Mais qu’est-ce qui définit un film de filles, autrement appelé chick flicks, et pourquoi ce genre de film semble-t-il particulièrement haï par une bonne partie de la population ?

En règle générale, les films de filles ont des protagonistes féminines et l’action principale est centrée autour d’une romance. Ils sont également perçus comme plus légers, sans profondeur et ayant des thèmes qui laissent souvent à désirer. Mais est-ce bien vrai ? N’est-ce pas plutôt un sexisme inhérent dans notre culture qui nous porte à nous désintéresser des « films de filles » en assumant qu’ils sont tous mauvais ? 

Un de mes films de passage vers l’âge adulte préféré est Clueless. Le film suit la riche adolescente Cher Horowitz dans ses dernières années du secondaire, alors qu’elle est en pleine quête identitaire. Malgré les dialogues intelligents et l’excellent jeu des acteurs, Clueless est considéré comme un film de filles et, de ce fait, souvent considéré comme vide de sens. Lorsque je le compare avec le film Dazed and Confused, qui est considéré comme un des classiques du genre coming-of-age, j’ai de la difficulté à voir pourquoi les deux films ne sont pas mis au même niveau. Après tout, les thèmes principaux se ressemblent : des adolescents vivant leurs derniers moments au secondaire qui tentent de découvrir qui ils sont réellement. Principale différence : l’un suit la vie de personnages majoritairement féminins, l’autre masculins. 

Et c’est là mon problème avec les gens qui trouvent les films de filles futiles. Car, en fait, un film de filles n’est pas vraiment un genre : ce n’est qu’une manière de catégoriser les longs-métrages ayant des femmes à leur tête. C’est une sorte de sexisme qui s’est immiscé dans notre manière de penser et dont on ne parle pratiquement pas. Certains pourraient alors dire que d’appeler un film de filles ainsi est sensé, puisque ce sont vraiment des films où on voit des filles ! Le problème en soi n’est pas réellement de les appeler des films de filles : c’est plutôt que nommé de la sorte, ils sont rarement perçus comme des œuvres marquantes dignes d’intérêt. L’appellation est alors utilisée de manière dégradante pour les décrédibiliser. 

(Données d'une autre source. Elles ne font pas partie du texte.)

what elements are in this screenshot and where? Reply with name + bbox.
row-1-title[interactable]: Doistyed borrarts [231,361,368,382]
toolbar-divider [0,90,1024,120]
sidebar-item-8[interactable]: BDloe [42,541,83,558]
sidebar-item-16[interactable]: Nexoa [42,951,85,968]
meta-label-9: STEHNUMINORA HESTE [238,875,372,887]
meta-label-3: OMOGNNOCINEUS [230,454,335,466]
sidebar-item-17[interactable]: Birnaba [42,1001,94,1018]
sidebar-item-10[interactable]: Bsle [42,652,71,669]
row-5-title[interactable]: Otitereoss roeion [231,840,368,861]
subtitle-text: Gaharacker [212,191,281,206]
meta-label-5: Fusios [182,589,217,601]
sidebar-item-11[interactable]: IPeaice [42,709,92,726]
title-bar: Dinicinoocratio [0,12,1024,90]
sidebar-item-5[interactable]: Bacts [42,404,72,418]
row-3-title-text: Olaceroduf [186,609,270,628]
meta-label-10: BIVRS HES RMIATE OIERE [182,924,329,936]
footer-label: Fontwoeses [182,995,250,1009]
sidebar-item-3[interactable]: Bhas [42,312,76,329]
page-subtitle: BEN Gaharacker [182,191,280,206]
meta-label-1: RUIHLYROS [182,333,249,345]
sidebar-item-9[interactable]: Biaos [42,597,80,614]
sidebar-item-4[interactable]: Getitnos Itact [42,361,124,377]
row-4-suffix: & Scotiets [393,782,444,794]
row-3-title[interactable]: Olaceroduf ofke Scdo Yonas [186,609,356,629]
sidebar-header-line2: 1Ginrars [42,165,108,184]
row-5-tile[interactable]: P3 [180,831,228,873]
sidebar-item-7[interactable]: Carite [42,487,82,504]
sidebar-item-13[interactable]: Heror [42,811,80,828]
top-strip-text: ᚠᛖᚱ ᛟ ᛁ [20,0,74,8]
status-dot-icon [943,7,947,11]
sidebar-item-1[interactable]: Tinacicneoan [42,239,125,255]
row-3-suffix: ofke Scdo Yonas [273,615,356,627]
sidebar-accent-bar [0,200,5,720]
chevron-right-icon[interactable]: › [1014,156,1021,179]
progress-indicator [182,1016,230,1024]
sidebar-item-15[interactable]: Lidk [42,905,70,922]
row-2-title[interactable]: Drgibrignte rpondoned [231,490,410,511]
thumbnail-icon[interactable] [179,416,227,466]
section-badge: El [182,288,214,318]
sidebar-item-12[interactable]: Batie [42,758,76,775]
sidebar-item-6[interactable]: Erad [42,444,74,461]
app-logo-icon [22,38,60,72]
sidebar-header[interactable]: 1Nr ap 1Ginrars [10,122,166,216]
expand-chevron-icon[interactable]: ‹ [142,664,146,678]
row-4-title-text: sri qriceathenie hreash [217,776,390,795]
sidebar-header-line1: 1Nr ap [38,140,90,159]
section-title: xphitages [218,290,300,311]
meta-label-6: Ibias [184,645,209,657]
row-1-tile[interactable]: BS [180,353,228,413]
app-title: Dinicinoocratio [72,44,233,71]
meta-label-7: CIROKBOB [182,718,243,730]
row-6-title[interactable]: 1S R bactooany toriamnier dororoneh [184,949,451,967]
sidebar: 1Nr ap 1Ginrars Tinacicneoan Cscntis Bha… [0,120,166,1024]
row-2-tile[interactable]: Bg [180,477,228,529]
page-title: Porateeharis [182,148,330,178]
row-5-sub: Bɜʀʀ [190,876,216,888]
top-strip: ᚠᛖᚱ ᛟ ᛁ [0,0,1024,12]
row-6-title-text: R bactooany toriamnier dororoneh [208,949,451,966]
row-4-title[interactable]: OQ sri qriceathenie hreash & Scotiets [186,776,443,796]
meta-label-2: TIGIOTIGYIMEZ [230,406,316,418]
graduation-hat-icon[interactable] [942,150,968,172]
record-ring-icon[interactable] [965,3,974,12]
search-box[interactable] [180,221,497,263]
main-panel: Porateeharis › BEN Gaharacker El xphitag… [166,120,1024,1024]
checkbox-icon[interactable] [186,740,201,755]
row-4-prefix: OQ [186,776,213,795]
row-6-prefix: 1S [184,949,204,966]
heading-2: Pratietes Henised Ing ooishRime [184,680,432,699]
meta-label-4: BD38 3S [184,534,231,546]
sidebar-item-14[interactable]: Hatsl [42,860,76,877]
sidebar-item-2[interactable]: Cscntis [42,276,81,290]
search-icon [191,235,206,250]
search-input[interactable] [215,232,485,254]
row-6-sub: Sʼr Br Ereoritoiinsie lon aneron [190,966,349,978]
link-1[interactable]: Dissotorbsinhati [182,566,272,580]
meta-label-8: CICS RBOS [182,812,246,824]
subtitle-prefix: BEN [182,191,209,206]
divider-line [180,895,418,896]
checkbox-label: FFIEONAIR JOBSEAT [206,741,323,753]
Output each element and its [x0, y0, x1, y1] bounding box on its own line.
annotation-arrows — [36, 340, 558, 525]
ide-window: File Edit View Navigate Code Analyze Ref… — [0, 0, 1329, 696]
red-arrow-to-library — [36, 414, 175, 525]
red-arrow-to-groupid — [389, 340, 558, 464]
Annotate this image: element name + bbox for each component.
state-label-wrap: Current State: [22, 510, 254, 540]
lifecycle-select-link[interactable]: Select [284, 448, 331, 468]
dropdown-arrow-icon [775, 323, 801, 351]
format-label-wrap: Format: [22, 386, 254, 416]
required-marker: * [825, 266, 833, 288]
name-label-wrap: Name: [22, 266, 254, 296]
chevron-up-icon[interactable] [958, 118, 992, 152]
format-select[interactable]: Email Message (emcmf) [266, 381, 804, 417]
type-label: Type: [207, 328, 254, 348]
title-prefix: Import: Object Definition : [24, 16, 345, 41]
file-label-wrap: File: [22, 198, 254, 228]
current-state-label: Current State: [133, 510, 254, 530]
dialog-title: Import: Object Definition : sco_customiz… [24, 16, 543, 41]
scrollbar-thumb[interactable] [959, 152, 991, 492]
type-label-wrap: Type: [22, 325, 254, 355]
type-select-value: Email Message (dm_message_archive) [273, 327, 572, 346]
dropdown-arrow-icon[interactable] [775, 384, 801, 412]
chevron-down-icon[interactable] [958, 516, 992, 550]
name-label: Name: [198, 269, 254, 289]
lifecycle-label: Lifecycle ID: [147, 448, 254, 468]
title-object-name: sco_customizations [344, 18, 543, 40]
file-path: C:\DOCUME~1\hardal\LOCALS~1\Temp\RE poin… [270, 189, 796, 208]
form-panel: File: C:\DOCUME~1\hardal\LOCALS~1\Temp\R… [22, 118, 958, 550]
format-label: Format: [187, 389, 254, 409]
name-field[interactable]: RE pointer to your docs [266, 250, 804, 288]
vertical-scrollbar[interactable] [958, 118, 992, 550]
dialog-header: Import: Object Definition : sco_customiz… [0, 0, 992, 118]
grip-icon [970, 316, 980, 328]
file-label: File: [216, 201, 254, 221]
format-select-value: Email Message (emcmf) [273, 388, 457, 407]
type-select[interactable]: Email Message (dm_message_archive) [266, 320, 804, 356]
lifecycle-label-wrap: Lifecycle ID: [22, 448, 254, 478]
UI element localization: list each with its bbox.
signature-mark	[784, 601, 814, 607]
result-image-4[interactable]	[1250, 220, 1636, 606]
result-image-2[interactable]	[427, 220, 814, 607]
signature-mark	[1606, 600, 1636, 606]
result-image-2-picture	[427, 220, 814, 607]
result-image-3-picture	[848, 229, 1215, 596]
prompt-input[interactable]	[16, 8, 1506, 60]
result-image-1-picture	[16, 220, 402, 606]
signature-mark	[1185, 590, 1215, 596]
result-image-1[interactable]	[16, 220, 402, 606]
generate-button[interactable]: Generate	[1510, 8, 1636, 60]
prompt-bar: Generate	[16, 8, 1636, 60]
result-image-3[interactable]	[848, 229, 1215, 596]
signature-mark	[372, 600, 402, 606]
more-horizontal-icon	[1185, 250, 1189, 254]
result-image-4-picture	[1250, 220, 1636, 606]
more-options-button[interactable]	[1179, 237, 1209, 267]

Je mettrais en opposition aux chick flicks les films de superhéros : ceux-ci ont majoritairement des hommes comme personnages principaux, qui présentent parfois des traits stéréotypiques des hommes. Si ces films attirent souvent un public plutôt masculin, plusieurs filles apprécient également ces films et sont en mesure de les apprécier. Certes, ce n’est pas toujours la tasse de thé de tout le monde, mais je n’ai jamais entendu une fille dire : « Ouin, Spider-Man c’est un peu trop un film de gars pour moi, t’sais ça manque de sensibilité. » Même la critique adore les films de superhéros, ils apparaissent souvent aux Oscars et sont considérés comme des succès critiques et commerciaux.

Je comprends parfaitement que chaque personne ait ses propres goûts et que les films romantiques ne soient pas toujours appréciés par tous. Je crois toutefois que plusieurs personnes se ferment des portes en refusant d’écouter des films de filles pour la seule et bonne raison que ce sont des films de filles. Arrêtons de catégoriser des comédies, des comédies musicales, des romances, des drames, des films historiques ou même des thrillers, en les transformant simplement en chick flicks. Arrêtons de dévaloriser un film qui parle de relations amoureuses parce que la société a décidé que c’étaient des thèmes cul-cul que seules les petites filles naïves savent apprécier.